76-239.01. Construction finance; proceeds to apply payment of lawful claims for labor and material furnished; duty of contractor
Any person, firm or corporation lending money for the purpose of financing the construction of improvements on real property, to be secured by a mortgage filed of record, is hereby required, before the disbursement of any proceeds under such loan, to notify the borrower in writing, separate from any written application, mortgage note, or any other loan document between the lender and the borrower, that it is the responsibility of the borrower or the borrower’s contractor, if disbursements are to be made to such contractor, to apply the loan proceeds to the payment of lawful claims for labor and material furnished for such improvements and that failure of the borrower or his contractor to pay all lawful claims for labor and material could result in the filing of construction liens against the property. It shall be the duty of the contractor to whom any such disbursement is made to make such application of the loan proceeds.

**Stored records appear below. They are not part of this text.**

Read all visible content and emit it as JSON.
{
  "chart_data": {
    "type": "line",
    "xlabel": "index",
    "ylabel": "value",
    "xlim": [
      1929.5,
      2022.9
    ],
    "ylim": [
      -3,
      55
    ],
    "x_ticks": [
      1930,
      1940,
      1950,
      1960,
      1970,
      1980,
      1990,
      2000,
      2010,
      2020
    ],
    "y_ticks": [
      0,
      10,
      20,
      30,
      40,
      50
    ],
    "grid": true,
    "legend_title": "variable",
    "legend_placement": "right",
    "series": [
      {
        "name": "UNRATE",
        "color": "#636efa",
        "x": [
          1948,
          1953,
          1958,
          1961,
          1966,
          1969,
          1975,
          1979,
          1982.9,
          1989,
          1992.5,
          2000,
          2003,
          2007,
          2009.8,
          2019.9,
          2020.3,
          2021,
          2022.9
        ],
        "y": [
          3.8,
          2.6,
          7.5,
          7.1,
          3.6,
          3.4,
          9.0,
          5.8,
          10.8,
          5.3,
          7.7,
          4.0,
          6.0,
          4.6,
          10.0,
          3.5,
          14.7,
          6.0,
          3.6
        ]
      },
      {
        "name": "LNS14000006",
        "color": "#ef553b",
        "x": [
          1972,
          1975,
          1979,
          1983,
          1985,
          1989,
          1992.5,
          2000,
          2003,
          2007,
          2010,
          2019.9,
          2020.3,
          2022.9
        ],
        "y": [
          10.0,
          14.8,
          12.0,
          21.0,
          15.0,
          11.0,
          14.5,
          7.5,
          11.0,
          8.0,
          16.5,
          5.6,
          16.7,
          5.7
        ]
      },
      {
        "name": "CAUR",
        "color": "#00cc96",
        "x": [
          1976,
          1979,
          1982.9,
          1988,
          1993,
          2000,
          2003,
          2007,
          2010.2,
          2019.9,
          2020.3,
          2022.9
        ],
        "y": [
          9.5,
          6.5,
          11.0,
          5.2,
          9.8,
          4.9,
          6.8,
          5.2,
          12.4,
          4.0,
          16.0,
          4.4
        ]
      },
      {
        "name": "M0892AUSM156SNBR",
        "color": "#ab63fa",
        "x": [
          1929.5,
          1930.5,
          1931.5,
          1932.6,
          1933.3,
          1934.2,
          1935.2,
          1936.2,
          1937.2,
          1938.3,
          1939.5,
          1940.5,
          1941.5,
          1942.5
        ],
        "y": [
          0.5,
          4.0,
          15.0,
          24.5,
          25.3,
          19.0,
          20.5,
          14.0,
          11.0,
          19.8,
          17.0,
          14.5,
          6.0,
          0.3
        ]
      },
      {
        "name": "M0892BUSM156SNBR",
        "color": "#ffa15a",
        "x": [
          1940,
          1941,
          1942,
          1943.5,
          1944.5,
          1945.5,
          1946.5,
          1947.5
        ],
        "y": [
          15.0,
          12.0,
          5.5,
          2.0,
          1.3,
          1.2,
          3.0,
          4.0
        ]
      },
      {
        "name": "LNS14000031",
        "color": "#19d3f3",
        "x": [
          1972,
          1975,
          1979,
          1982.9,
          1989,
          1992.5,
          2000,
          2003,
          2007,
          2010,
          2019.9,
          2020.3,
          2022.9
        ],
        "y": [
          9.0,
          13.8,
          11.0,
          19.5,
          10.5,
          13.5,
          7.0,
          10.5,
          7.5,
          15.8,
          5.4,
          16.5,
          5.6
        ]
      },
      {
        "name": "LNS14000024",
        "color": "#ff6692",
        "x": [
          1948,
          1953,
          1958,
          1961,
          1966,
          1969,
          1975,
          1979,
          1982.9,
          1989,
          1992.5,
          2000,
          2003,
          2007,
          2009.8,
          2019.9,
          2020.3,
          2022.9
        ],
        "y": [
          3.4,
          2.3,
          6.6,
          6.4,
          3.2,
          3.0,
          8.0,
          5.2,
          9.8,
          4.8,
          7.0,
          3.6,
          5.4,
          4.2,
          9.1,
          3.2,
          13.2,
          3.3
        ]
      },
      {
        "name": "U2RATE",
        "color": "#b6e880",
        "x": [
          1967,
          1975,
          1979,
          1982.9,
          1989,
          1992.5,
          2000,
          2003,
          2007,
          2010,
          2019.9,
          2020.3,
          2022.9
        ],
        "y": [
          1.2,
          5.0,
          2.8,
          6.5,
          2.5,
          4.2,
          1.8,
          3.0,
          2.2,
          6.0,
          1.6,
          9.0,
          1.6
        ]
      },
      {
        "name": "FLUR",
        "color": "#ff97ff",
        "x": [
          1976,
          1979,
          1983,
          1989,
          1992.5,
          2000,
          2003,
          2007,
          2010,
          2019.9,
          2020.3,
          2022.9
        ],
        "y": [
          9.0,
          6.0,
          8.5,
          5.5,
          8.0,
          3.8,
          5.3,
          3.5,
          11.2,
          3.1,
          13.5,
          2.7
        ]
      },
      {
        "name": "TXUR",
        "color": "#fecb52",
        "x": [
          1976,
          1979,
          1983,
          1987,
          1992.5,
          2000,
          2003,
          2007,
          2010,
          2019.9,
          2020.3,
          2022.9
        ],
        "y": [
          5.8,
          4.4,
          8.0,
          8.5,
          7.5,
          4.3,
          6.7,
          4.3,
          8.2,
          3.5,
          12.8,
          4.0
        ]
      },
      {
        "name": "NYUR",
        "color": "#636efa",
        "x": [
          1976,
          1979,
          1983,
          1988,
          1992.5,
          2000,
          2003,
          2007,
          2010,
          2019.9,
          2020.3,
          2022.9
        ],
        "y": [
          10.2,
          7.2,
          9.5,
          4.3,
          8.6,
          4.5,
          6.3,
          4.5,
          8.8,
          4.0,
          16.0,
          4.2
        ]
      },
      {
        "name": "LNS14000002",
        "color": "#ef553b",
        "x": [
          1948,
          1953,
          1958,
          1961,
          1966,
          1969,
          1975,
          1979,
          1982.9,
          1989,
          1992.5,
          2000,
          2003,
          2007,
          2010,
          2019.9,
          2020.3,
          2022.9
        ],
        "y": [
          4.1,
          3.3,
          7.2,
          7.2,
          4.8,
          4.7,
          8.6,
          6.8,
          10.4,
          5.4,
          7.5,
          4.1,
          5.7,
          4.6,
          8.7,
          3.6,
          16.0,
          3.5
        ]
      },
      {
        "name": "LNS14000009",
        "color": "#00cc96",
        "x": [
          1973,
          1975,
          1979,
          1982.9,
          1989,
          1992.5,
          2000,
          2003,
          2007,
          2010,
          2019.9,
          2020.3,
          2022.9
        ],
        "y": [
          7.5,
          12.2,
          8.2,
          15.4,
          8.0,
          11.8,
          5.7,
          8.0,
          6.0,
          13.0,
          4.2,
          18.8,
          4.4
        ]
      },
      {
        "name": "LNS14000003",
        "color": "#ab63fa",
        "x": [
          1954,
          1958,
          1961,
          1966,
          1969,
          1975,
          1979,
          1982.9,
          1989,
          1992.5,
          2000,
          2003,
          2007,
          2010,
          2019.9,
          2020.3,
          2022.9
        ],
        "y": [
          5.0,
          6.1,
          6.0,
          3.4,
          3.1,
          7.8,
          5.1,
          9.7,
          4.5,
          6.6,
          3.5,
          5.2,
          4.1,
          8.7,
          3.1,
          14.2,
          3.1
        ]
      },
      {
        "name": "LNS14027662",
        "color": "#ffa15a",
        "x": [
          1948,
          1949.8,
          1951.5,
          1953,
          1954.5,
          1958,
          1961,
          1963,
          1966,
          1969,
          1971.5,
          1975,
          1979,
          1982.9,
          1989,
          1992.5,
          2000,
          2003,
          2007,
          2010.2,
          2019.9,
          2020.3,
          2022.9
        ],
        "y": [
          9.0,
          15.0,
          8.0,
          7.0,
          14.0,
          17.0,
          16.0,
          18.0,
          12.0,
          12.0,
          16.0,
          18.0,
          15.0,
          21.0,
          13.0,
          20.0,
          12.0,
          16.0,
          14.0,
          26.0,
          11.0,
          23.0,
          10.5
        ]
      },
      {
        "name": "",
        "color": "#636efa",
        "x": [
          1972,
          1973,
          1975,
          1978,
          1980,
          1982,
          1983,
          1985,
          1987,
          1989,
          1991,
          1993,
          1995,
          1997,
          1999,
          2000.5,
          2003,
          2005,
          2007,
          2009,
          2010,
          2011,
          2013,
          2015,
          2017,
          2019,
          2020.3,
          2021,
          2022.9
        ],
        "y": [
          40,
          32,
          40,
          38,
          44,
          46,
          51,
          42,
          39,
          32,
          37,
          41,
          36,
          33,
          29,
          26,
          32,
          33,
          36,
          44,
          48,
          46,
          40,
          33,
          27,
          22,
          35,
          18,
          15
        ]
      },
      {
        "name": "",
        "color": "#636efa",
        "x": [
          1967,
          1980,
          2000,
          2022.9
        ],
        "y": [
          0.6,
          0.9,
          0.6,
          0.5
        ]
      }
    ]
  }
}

76-239.02. Contractor receiving loan disbursement; agent of borrower; exception
Any such contractor receiving such loan disbursements and any funds of the borrower in addition to such loan disbursements shall be deemed to have consented to comply with the requirements of section 76-239.01 as to the application of such proceeds, and shall be deemed to be the agent of the borrower for so much of such proceeds as are necessary for the payment of such lawful claims for labor and material; Provided, that the foregoing provisions shall not apply where the contractor and the borrower are one and the same person. Nothing herein contained shall be construed to require the contractor to keep such proceeds in a separate account or accounts or to prorate payment of such proceeds to such lawful claims for labor and materials.